Deciding on a DLP Projection System - dummies

Deciding on a DLP Projection System

By Danny Briere, Pat Hurley

Texas Instruments has developed a new way of projecting video called DLP (Digital Light Processor). DLP has created a new category of inexpensive projector systems and has also led to a digital revolution in movie theaters. If your movie theater talks about its “digital projection,” you’ve already seen DLP (a super-high-end, expensive version) in action.

Here are some technical details on how the DLP projection system works:

  • The DLP is an entirely digital process that utilizes a semiconductor. This semiconductor is generically called the DMD (digital micromirror device).

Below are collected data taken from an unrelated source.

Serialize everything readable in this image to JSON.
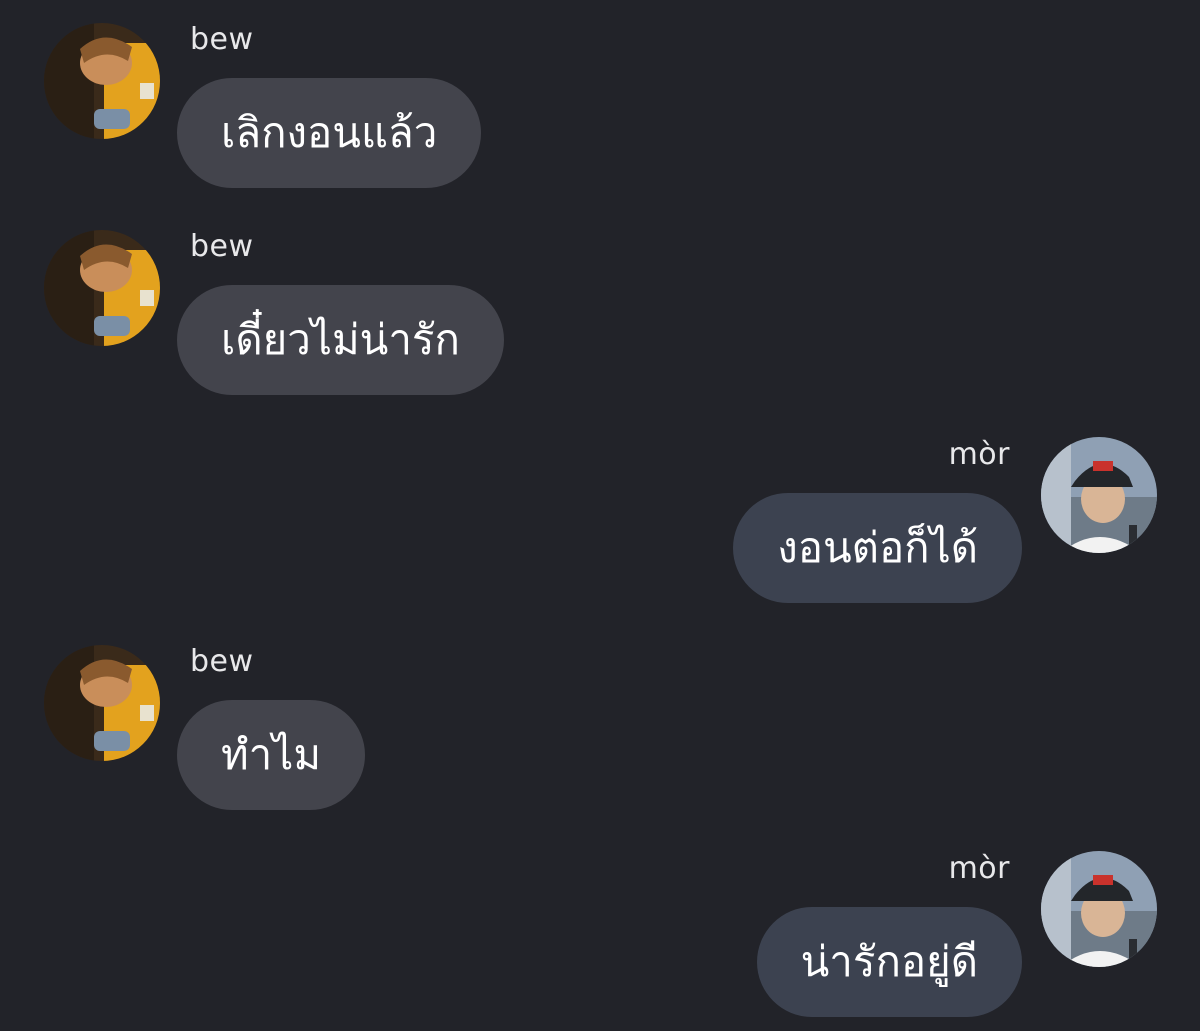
{
  "conversation": {
    "messages": [
      {
        "side": "left",
        "sender": "bew",
        "text": "เลิกงอนแล้ว",
        "avatar": "bew-avatar"
      },
      {
        "side": "left",
        "sender": "bew",
        "text": "เดี๋ยวไม่น่ารัก",
        "avatar": "bew-avatar"
      },
      {
        "side": "right",
        "sender": "mòr",
        "text": "งอนต่อก็ได้",
        "avatar": "mor-avatar"
      },
      {
        "side": "left",
        "sender": "bew",
        "text": "ทำไม",
        "avatar": "bew-avatar"
      },
      {
        "side": "right",
        "sender": "mòr",
        "text": "น่ารักอยู่ดี",
        "avatar": "mor-avatar"
      }
    ]
  },
  "colors": {
    "background": "#222329",
    "incoming_bubble": "#43444c",
    "outgoing_bubble": "#3c4250",
    "text": "#ffffff",
    "sender_text": "#e8e8ea"
  }
}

  • The DMD contains over a million incredibly tiny, hinged mirrors. Each of these mirrors represents a single pixel on your video image. The DLP chip’s electronic logic controls the hinges on the mirrors, turning them so that they either reflect light (onto your screen) or block it (creating a dark spot on the screen).

    When the DLP’s “brains” turn these mirrors on and off, the mirrors create different levels of light between black and white that result in a grayscale version of your image.

  • A color wheel device filters light from a lamp (like the lamps found in LCD projectors), reflects this off the mirrors on the DLP chip, and provides the color in your image. If you want to know more of the nitty-gritty details, check out the Texas Instruments DLP Technology site.

The DLP system with the color wheel is called a single-chip DLP solution and is by far the most common in consumer DLP projectors. When looking at DLP projectors, the most important factor to consider is the capabilities of the DLP chip, which is the heart of the system. Most DLP systems for home theater solutions (for both front- and rear-projection TVs) offer a Full HD 16:9 aspect ratio and a 1920 x 1080 pixel resolution.

You should consider a 1080p-capable system if you’re using a front projector with a large screen.

The advantages of DLP projectors include low price, compact size (with particularly thin RPTVs possible), and immunity from image burn-in. They are also brighter and therefore better (than LCD) in rooms that aren’t too dark. A big drawback to DLP projectors is less-than-perfect reproduction of blacks (but it’s better than most LCD projectors).

The future of DLP projectors (both front and rear) looks bright. They have great pictures, are relatively inexpensive, and are a snap to set up. As the technology matures, DLP may end up being the predominant projection system of the future — already, more than 75 manufacturers use the technology in their projector systems. DLP chips will likely get much cheaper and more capable faster than you can bat an eye.